Thanks @kmsquire we can take it from here.
There was some discussion about syntax at the dev meeting today. There were multiple votes in favour of allowing full control of padding in the rolling object itself. So we could have
-
.rolling(time=5, x=3, pad={"x": {"mode": "wrap"}, "time": False})
, OR -
.rolling(time=5, x=3).pad({"x": {"mode": "wrap"}, "time": False})
@pydata/xarray thoughts?
There was some discussion about syntax at the dev meeting today. There were multiple votes in favour of allowing full control of padding in the rolling object itself. So we could have
.rolling(time=5, x=3, pad={"x": {"mode": "wrap"}, "time": False})
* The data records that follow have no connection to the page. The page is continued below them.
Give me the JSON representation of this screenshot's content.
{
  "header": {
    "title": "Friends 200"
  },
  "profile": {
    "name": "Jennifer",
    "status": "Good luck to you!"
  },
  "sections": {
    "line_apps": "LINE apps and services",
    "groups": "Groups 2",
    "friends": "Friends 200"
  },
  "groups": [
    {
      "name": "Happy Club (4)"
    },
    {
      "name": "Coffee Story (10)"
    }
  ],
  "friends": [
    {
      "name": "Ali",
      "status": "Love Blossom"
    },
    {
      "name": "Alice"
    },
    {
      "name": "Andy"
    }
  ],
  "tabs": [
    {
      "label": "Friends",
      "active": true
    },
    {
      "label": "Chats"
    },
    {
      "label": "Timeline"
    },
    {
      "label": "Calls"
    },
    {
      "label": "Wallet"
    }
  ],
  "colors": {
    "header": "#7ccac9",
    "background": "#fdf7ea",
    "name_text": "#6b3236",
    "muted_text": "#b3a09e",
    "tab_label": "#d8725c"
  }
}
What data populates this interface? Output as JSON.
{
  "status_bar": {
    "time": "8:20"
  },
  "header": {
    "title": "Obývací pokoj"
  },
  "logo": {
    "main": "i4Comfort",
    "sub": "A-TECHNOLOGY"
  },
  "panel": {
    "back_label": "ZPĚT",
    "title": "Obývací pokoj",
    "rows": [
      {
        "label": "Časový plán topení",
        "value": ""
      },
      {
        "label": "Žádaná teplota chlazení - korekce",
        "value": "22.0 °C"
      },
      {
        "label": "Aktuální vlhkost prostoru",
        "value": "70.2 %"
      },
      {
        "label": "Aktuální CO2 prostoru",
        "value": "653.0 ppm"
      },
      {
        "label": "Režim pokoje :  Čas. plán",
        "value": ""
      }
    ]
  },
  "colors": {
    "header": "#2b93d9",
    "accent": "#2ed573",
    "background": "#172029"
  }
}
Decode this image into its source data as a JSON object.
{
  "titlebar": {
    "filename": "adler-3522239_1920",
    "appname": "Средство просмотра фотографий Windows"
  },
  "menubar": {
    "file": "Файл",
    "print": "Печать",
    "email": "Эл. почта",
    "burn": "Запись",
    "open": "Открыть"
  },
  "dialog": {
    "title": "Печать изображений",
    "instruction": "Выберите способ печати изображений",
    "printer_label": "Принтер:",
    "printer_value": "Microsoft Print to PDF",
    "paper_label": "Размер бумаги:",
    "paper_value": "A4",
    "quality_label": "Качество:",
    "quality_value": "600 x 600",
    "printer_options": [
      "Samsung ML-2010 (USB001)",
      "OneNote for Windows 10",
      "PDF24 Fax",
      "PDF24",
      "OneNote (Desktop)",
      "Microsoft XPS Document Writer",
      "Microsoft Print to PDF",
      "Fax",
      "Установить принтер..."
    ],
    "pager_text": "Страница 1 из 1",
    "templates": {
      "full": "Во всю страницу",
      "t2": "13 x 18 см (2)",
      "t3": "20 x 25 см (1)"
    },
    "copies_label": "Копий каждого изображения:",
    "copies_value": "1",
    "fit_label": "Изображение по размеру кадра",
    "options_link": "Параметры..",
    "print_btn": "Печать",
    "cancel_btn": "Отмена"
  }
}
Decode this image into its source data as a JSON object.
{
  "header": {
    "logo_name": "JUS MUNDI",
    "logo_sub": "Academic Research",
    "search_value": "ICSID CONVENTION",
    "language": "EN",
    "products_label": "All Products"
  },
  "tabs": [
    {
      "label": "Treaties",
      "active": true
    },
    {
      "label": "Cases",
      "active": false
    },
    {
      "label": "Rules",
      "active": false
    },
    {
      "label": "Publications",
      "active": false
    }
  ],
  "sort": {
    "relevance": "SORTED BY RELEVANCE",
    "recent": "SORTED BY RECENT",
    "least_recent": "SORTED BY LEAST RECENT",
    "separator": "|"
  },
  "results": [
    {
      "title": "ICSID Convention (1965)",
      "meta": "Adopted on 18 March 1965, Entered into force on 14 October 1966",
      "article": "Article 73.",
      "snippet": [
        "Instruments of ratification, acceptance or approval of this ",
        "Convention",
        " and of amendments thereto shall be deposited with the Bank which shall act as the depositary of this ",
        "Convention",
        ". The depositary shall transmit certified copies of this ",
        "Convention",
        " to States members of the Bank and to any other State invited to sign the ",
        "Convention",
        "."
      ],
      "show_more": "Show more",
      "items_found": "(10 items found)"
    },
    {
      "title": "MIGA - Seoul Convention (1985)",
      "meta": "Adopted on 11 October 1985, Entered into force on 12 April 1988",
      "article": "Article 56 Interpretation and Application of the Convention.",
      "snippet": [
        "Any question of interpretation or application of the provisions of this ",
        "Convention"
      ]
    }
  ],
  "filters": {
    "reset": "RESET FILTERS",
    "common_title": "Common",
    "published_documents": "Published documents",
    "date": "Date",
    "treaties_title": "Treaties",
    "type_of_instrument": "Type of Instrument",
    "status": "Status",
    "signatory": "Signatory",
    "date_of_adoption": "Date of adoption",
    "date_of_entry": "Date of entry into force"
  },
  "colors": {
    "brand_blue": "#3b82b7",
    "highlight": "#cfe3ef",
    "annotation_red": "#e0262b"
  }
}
, OR.rolling(time=5, x=3).pad({"x": {"mode": "wrap"}, "time": False})
FWIW, I think 1 would be more efficient (but perhaps harder to implement). With this one, the DataArrayRolling
object is only created once, with all of the required information.
If 2 were implemented, what should the return value of the .pad()
call be? Would it call construct
on the rolling
object and return a DataArray
? Or would it return an updated DataArrayRolling
object? Or would it be a new type entirely (e.g., DataArrayPaddedRolling
)?
Your points about (2) being hard to interpret are a good reason to go with (1)! I was thinking it would return a DatasetRolling object but that's not the only interpretation as you point out.
Hey all, has there been any movement on this PR, or maybe elsewhere? It seems like a nice feature to me.